The most complete explanation of what the dispersion means from a scientific point of view is probably in the edgeR glm paper:
http://nar.oxfordjournals.org/content/40/10/4288
See the first section of Results in conjunction with the first section of Methods. That article characterized sqrt(dispersion) as the "biological coefficient of variation (BCV)", and that is the terminology we have used since in the edgeR articles and documentation. The BCV is the relative variability of expression between biological replicates.
If you estimate dispersion = 0.19, then sqrt(dispersion) = BCV = 0.44. This means that the expression values vary up and down by 44% between replicates.

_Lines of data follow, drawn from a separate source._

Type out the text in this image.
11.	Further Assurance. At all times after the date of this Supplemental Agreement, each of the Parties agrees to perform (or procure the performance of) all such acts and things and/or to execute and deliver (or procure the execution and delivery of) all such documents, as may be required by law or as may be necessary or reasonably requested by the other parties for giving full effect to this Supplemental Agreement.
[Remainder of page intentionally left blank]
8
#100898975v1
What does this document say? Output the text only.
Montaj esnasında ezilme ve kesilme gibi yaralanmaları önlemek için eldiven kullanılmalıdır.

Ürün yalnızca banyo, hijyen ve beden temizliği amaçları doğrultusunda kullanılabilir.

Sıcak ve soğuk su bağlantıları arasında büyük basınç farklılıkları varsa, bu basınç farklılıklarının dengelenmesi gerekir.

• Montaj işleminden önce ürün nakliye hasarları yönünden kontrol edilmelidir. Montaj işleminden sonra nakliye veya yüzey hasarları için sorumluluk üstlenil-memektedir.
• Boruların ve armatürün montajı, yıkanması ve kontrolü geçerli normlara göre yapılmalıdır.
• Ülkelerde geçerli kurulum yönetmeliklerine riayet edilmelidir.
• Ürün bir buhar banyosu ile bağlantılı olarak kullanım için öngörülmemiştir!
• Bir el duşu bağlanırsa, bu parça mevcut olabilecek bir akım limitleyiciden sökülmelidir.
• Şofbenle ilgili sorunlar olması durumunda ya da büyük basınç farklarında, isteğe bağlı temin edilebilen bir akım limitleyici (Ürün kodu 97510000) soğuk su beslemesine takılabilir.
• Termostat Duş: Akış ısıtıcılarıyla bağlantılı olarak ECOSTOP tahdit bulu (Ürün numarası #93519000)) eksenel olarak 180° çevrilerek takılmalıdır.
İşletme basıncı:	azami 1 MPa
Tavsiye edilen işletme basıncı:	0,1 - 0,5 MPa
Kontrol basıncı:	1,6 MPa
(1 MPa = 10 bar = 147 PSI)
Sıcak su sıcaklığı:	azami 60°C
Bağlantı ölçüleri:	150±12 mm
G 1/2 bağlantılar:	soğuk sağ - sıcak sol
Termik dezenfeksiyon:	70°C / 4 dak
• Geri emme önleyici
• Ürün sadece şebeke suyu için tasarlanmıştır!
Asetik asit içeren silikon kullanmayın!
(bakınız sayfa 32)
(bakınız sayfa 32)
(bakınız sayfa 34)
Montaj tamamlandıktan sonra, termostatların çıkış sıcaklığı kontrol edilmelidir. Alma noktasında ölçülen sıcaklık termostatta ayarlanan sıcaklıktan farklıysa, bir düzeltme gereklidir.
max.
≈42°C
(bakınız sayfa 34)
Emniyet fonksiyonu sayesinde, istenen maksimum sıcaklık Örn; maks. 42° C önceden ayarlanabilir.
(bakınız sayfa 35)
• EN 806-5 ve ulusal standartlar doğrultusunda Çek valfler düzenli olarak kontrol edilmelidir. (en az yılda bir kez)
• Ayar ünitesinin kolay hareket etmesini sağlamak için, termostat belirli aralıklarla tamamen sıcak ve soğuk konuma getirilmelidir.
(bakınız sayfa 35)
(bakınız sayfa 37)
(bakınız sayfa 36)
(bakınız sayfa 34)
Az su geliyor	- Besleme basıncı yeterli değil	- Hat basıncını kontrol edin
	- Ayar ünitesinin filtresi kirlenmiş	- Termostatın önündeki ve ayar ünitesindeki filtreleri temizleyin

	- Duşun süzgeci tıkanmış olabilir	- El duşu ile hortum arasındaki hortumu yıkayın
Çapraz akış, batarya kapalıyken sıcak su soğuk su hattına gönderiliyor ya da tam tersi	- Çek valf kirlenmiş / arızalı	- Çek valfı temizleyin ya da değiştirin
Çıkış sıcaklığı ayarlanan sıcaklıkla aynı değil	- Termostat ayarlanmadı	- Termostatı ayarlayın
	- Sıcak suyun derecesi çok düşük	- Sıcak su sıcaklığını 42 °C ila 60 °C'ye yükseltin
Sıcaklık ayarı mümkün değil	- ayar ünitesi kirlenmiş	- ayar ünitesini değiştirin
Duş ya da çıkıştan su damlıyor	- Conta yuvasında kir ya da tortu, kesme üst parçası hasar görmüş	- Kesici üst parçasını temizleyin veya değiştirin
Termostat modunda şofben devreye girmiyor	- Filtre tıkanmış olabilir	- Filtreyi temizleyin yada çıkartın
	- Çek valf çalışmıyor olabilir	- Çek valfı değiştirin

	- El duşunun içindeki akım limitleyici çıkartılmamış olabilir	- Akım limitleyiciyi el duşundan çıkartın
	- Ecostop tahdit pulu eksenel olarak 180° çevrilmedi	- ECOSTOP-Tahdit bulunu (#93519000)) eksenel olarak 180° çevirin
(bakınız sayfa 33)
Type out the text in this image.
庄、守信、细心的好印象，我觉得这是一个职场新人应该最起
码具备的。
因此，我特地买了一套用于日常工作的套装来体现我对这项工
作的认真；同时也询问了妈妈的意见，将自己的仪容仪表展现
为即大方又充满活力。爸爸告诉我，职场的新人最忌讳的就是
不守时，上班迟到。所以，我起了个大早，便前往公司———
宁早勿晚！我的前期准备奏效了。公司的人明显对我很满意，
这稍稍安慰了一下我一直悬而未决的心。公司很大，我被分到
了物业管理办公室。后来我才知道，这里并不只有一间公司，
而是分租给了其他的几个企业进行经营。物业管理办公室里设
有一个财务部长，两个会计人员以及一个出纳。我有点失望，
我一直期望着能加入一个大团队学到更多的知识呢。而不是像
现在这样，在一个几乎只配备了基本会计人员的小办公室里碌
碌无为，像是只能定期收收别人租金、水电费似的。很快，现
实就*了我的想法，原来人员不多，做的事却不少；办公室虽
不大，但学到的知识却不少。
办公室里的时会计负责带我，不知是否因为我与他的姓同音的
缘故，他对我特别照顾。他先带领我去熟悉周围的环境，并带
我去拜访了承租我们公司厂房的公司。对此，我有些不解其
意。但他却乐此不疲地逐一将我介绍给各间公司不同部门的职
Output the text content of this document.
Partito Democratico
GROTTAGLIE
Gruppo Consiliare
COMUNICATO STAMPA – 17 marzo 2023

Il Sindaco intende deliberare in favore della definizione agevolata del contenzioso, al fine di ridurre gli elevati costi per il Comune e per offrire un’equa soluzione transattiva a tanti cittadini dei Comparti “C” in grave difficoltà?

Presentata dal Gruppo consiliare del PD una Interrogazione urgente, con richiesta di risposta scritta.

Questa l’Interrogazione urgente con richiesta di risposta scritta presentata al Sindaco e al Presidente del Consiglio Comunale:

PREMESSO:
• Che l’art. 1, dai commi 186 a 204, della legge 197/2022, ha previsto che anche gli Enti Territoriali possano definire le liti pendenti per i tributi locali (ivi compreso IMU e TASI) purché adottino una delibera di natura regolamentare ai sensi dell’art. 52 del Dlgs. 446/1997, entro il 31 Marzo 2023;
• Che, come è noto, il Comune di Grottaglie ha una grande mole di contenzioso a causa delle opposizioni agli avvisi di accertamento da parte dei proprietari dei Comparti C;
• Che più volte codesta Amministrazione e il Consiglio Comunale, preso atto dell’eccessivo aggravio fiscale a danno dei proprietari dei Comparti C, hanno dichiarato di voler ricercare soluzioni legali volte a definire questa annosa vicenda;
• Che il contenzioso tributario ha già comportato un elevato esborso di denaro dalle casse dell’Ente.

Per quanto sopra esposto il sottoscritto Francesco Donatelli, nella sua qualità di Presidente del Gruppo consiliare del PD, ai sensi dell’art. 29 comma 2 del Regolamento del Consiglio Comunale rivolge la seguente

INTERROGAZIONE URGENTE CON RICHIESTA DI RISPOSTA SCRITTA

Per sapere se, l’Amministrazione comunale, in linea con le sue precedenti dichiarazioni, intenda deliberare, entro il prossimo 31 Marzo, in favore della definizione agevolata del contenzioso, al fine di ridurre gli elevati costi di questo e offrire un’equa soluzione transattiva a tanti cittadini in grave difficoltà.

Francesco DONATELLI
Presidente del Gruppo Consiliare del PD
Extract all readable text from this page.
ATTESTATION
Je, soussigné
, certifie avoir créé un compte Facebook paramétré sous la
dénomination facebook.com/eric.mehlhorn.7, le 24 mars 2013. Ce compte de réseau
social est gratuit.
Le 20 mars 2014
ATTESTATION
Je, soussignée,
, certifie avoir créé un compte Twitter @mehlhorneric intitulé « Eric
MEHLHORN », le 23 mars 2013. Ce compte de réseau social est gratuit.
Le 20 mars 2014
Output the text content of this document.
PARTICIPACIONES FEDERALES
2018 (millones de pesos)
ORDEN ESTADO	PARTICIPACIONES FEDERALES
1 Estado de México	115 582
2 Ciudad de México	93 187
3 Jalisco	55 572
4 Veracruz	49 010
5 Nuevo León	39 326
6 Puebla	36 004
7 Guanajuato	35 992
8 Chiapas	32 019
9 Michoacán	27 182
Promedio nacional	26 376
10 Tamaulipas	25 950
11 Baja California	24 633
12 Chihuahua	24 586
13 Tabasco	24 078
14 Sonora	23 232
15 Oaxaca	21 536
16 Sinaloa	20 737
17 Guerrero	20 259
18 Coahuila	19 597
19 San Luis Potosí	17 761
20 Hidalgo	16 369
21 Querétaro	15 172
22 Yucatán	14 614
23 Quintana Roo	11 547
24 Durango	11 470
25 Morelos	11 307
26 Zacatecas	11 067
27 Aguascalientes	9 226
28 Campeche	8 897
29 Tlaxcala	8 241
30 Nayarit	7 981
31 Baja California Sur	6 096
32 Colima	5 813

An important point, that is easy to miss, is that the BCV measures the relative variability of true expression levels, not the variability of measured expression levels. The BCV represents the relative variability that you would observe if you were able to measure the true expression levels perfectly in each RNA sample, even though one can't actually do that. It represents the variability that remains after the Poisson variability from sequencing has been removed.
To repeat, BCV does not represent the variability between observed expression levels. It is the variability of true expression levels. You cannot measure BCV using an undergraduate formula from the observed counts or RPKM values.
Afternote: I have just noticed that you asked the same question at the same time on Biostars:
https://www.biostars.org/p/167688/
I also see that you have previously posted a number of questions about edgeR on Biostars but not on Bioconductor, and some of those questions went unanswered. Please be aware the that edgeR authors try hard to answer questions on Bioc, but we don't have the time or resources to monitor every possible forum.
That looks like the DESeq2 paper. We define the dispersion parameter in the first sentence of the section in the main text where we introduce it:
"Within-group variability, i.e., the variability between replicates, is modeled by the dispersion parameter alpha, which describes the variance of counts via..."
The dispersion parameter links the variance and mean of the count for the negative binomial distribution.